Half a dozen men wearing neon harnesses and hard hats perched up in the new timber rafters Tuesday afternoon, battling the sweltering heat as the Virginia humidity gathered under the roof.
The newly-built timber frame, in the spirit of the 1619 Commemoration this summer, is a representation of the 1617 church where the first legislative assembly met to govern the New World.
And Tuesday, the 1617 timber frame received a key piece of most churches’ identities, regardless of denomination: a bell to hang in its belfry.
“Now we can recreate a sound heard at Jamestown 400 years ago,” said Michael Lavin, director of collections and conservation for Jamestown Rediscovery.
Several years in the making, the Jamestown bell project will come full circle Tuesday with the installation of a replica of a bell believed to date back to the first Jamestown church in 1608.
The replica will be inside the Memorial Church, but not inside its tower. Instead, it will be inside the 1617 timber church’s belfry, which is built inside the Memorial Church, and will ring using an remote-controlled electronic mechanism.
While only about a year old, the new bell is based off six fragments found by Jamestown Rediscovery archaeologists during investigative digs, Lavin said.
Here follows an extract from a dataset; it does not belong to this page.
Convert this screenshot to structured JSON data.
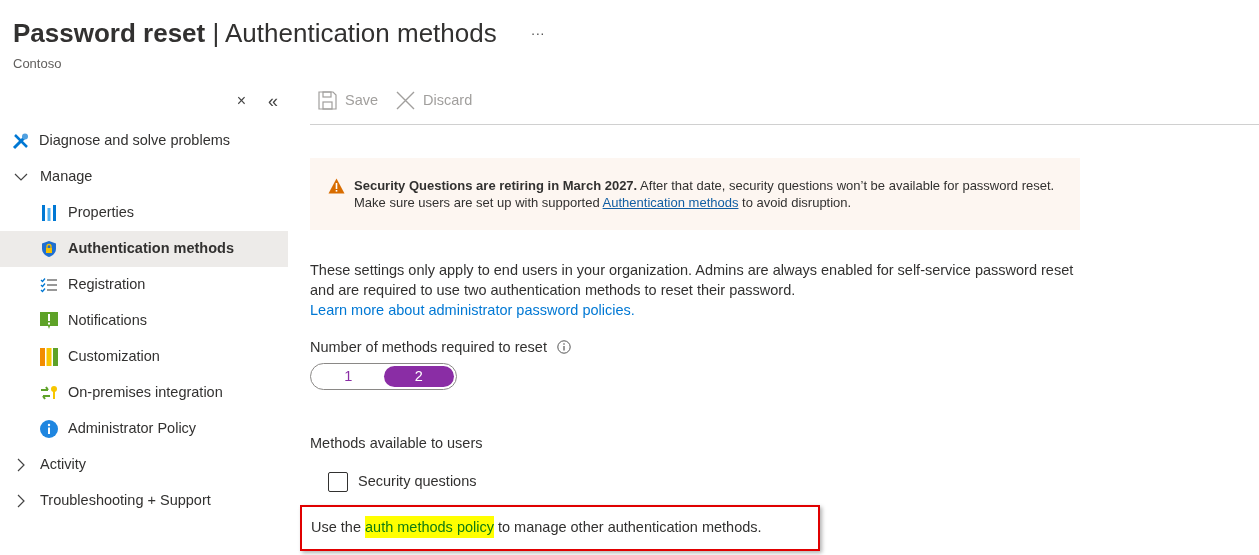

The bell was molded and cast last year by campanologist Ben Sunderlin, a 32-year-old bell foundrer in Ashland.
Sunderlin said he reached out to Jamestown archaeologists after reading a newspaper story about the discovery of the historic bell fragments. Archaeologists were working to interpret whether they belonged to the same bell, and learn how it might have been used.
“They were trying to knit together this mystery of what this was… I said I might be able to help,” Sunderlin said. “So, I came and offered my learned opinion.”
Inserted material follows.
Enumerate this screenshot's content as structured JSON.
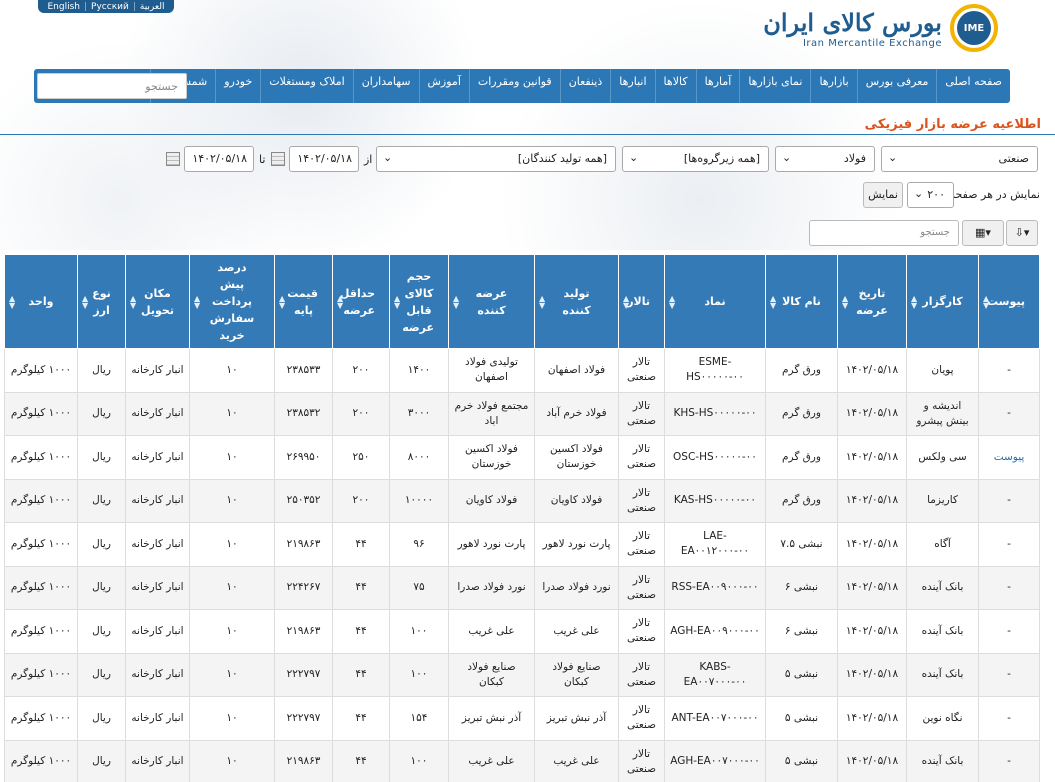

Sunderlin claims the title as the only traditional bellfoundry in the United States and North America — and also called himself a “bell geek.”
There is at least one company in the country similar to his, he said, but it uses a “more industrial” molding and casting process.
Much of his molding and casting are based on processes originally developed in the 1850s in the Chesapeake Bay region.
Some of his processes and knowledge, however, date back even further, to the Middle Ages.
Sunderlin studied under bell foundrers in the United Kingdom, France and Belgium.
Enter, the bell replica.
Sunderlin created the replica using some three-dimensional scanning, reconstructing it with “some license.”
The process, steeped in history, took a combination of several materials: sand, clay, horse dung — and human hair.
Hair is like fiberglass, in that it holds the bell mold together.
“I’m the weird guy that goes into a salon and asks for hair,” Sunderlin said with a laugh, adding that while he was training, he had two haircuts, buzzed or very long.
The replica is historically accurate, both in the metals it’s made of and its shape and construction.
The plans to put the bell in a belfry are a recent expansion of an original plan to interpret the walls of the 1617 church inside the Memorial Church for 1619 Commemoration programming.
The belfry was not originally expected to be a part of the exhibit, Lavin said.
“It gives the visitor an idea of the scale,” he added.
Daniel and Company contractors built the flooring in the Memorial Church for the 1619 Commemoration, which Black Creek Workshop constructed the timber frame for the 1617 church, where the new bell will hang.
The timber frame is built based off Langley Chapel in Shropshire, England, which was built in 1601.
The coexistence of the Memorial Church and 1617 church frame may carry another special significance.
Research indicates two of Jamestown’s churches may have coexisted on the same site at the same time as one was being built, although the extent of their coexistence is not yet known, Lavin said.
In modern day, Lavin estimates the exhibit work inside the church will be finished within a week, ahead of the 1619 Commemoration events kicking off July 30.
One of the items to cross off the list is Tuesday’s installation of the replica bell.
For Sunderlin, it’s an honor to lend his hand and skills to recreate a crucial piece of American history.
“I really love this project because I’m equally as geeky about history as everyone else here,” Sunderlin said from a bench outside the Memorial Church. “I’m very honored to have been involved in this piece of history.”